The steps I have taken so far are (using the EdgeR manual as a guide):
-Loading the dataset into R.
-Made a dataframe where the columns correspond with the samples and the rows with the genes.
-Made a DGE Object with the right condition per patient
-Filtered out lowly expressed genes with a raw count <10
-Performed normalization with the build in TMM-normalization method
Are the steps I did logical and didnt I miss something?
Also I would like to know how to proceed from here, I am expected to perform a differential expression and pathway analysis.
But I get the sense that not having biological replicates might be a big problem, does anyone have tips on how to proceed?
Any help is greatly appreciated and earns you a digital cappuccino!

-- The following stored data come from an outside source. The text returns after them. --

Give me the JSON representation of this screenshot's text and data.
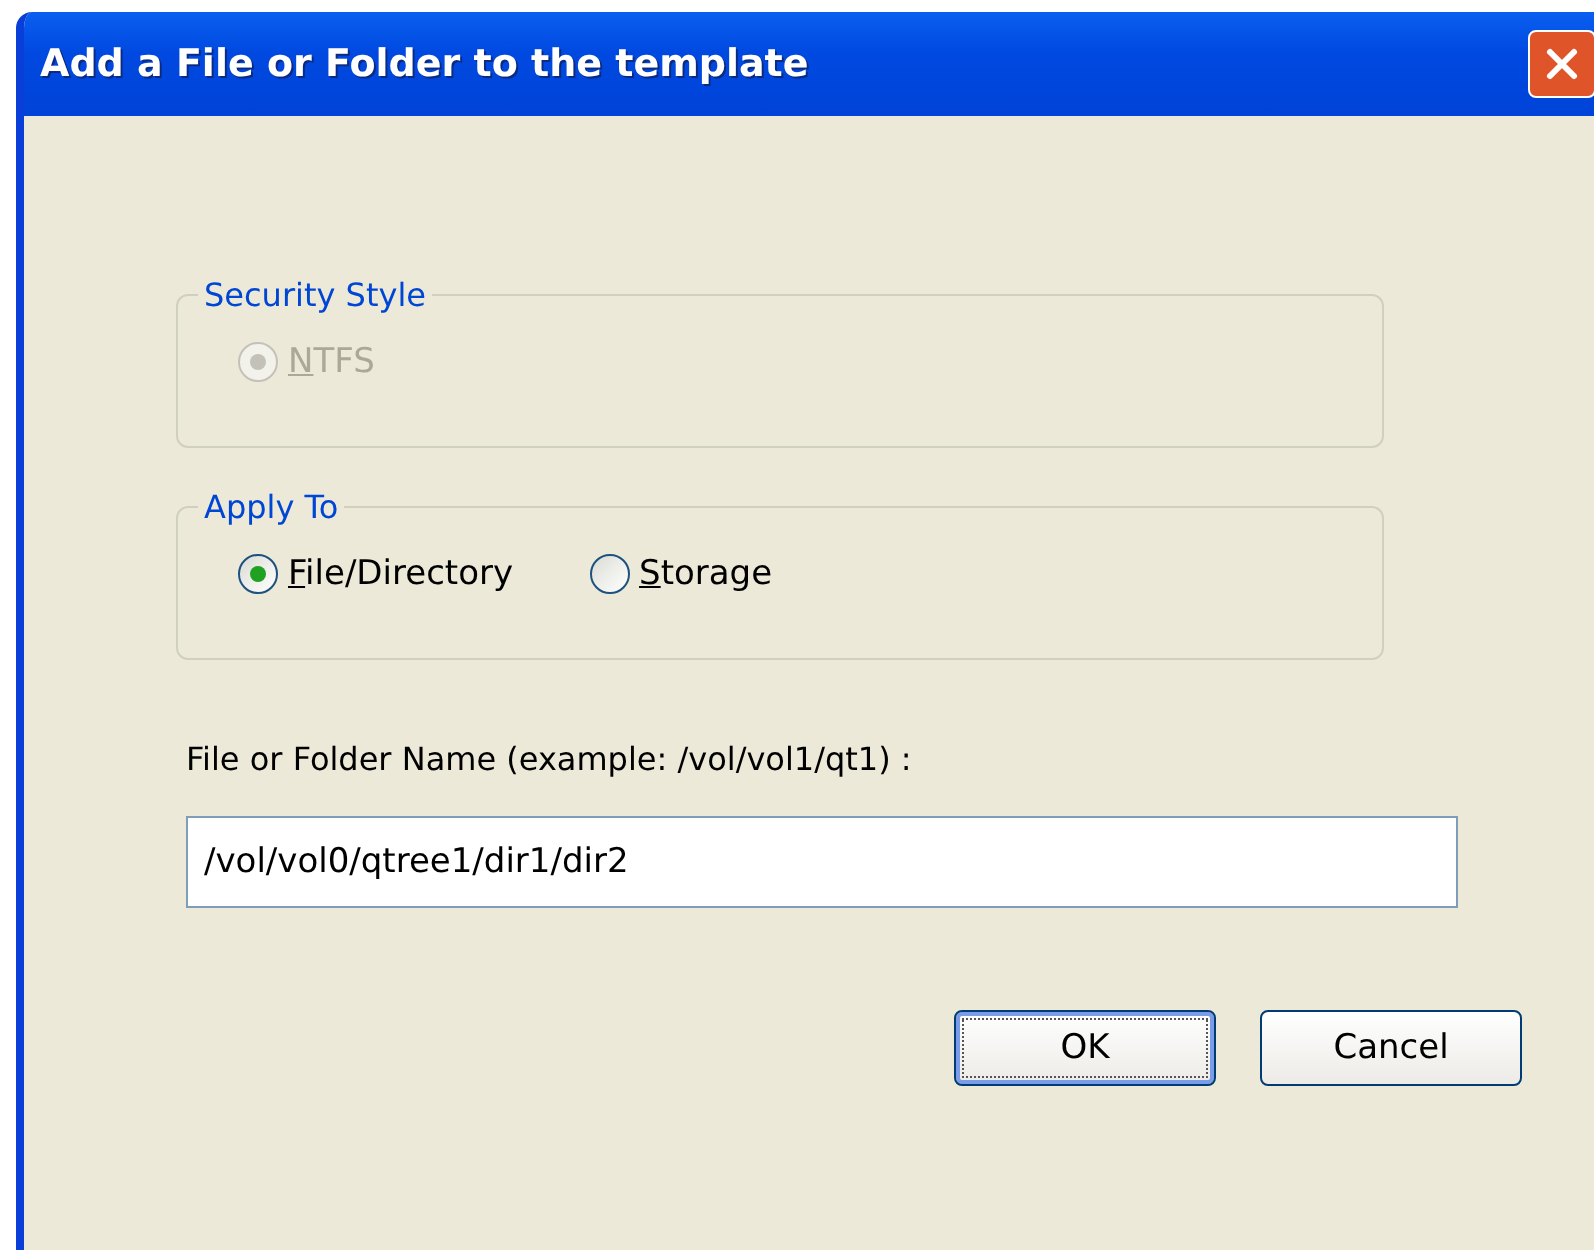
{
  "window": {
    "title": "Add a File or Folder to the template"
  },
  "groups": [
    {
      "title": "Security Style",
      "options": [
        {
          "label": "NTFS",
          "selected": true,
          "disabled": true
        }
      ]
    },
    {
      "title": "Apply To",
      "options": [
        {
          "label": "File/Directory",
          "selected": true,
          "disabled": false
        },
        {
          "label": "Storage",
          "selected": false,
          "disabled": false
        }
      ]
    }
  ],
  "name_field": {
    "label": "File or Folder Name (example: /vol/vol1/qt1) :",
    "value": "/vol/vol0/qtree1/dir1/dir2"
  },
  "buttons": [
    {
      "label": "OK",
      "default": true
    },
    {
      "label": "Cancel",
      "default": false
    }
  ]
}
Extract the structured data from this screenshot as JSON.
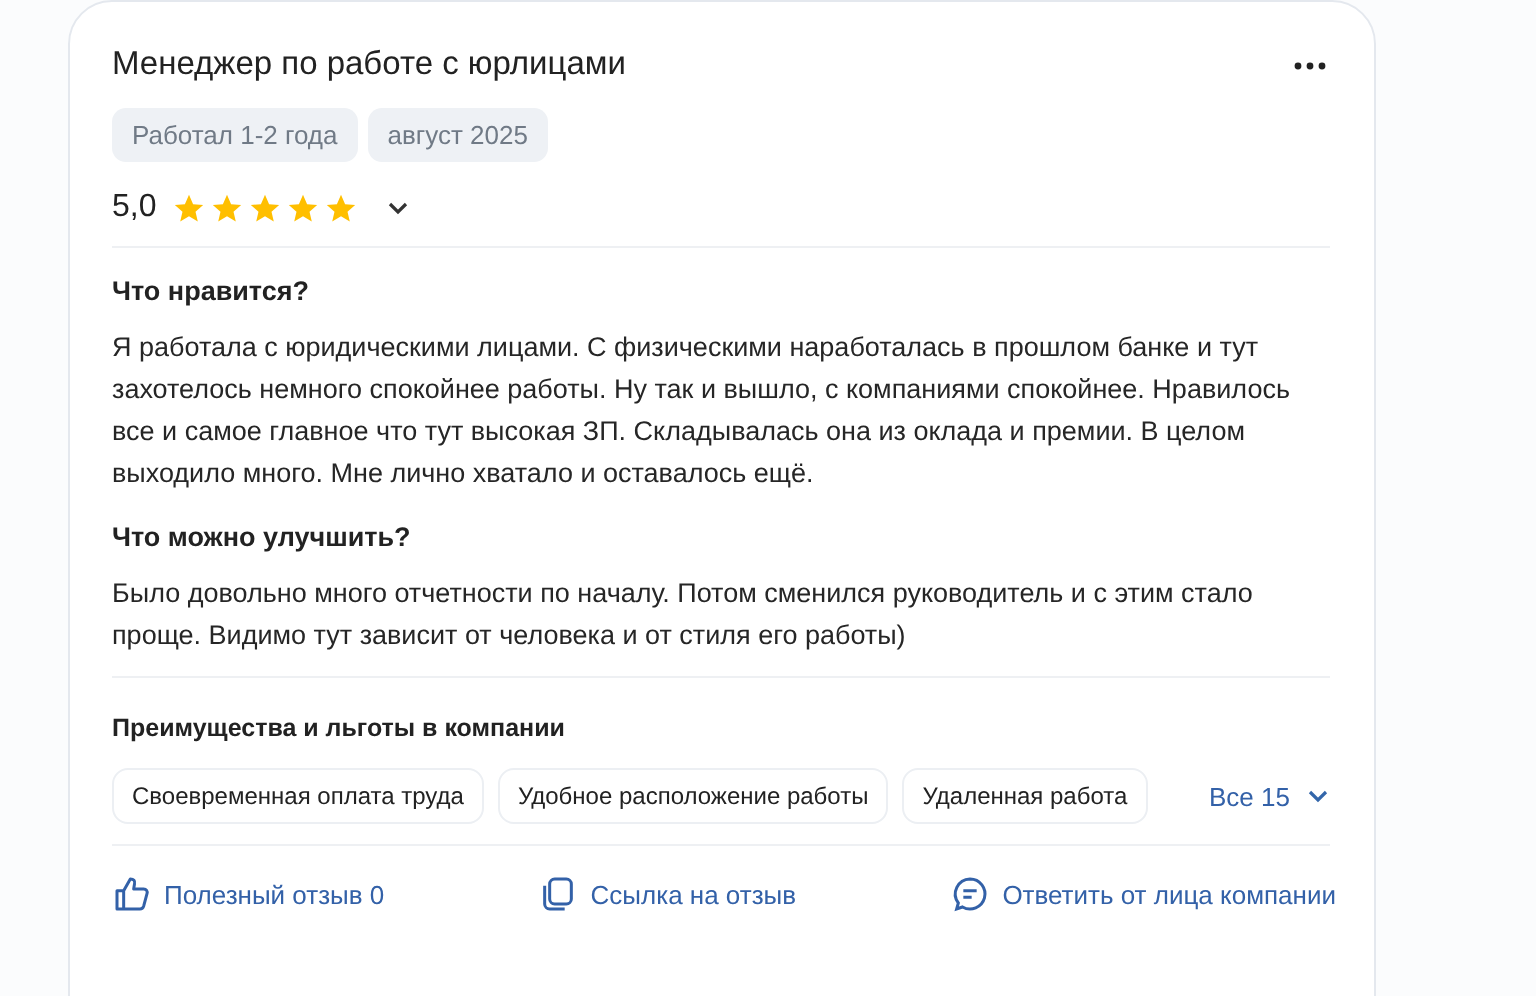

The steps that you have taken so far are correct and following edgeR’s guide for your differential expression analysis is a good way to make sure you stay on the right track. The discourse over biological replicates is not really meaningful here. Having a single sample from each patient is by far the most common situation, as these don’t usually get profiled multiple times. A differential analysis is going to estimate the variability across a single biological condition and compare it to another, whether it is a KO vs WT experiment in a cell line or a patients’ groupA vs groupB as in your case. In this situation the samples from each group act as a “biological replicate” of each other to help you answer the question: “in what way the biology (transcriptome) of groupA is different from groupB?”. There will of course be a high level of heterogeneity among samples of the same group, but the high numbers of your cohort guarantee that you have enough statistical power to properly compare the two groups. In the case of a KO in a cell line, instead, you want to have true replicates, as there could be unwanted unspecific effects of the experiment in a single sample.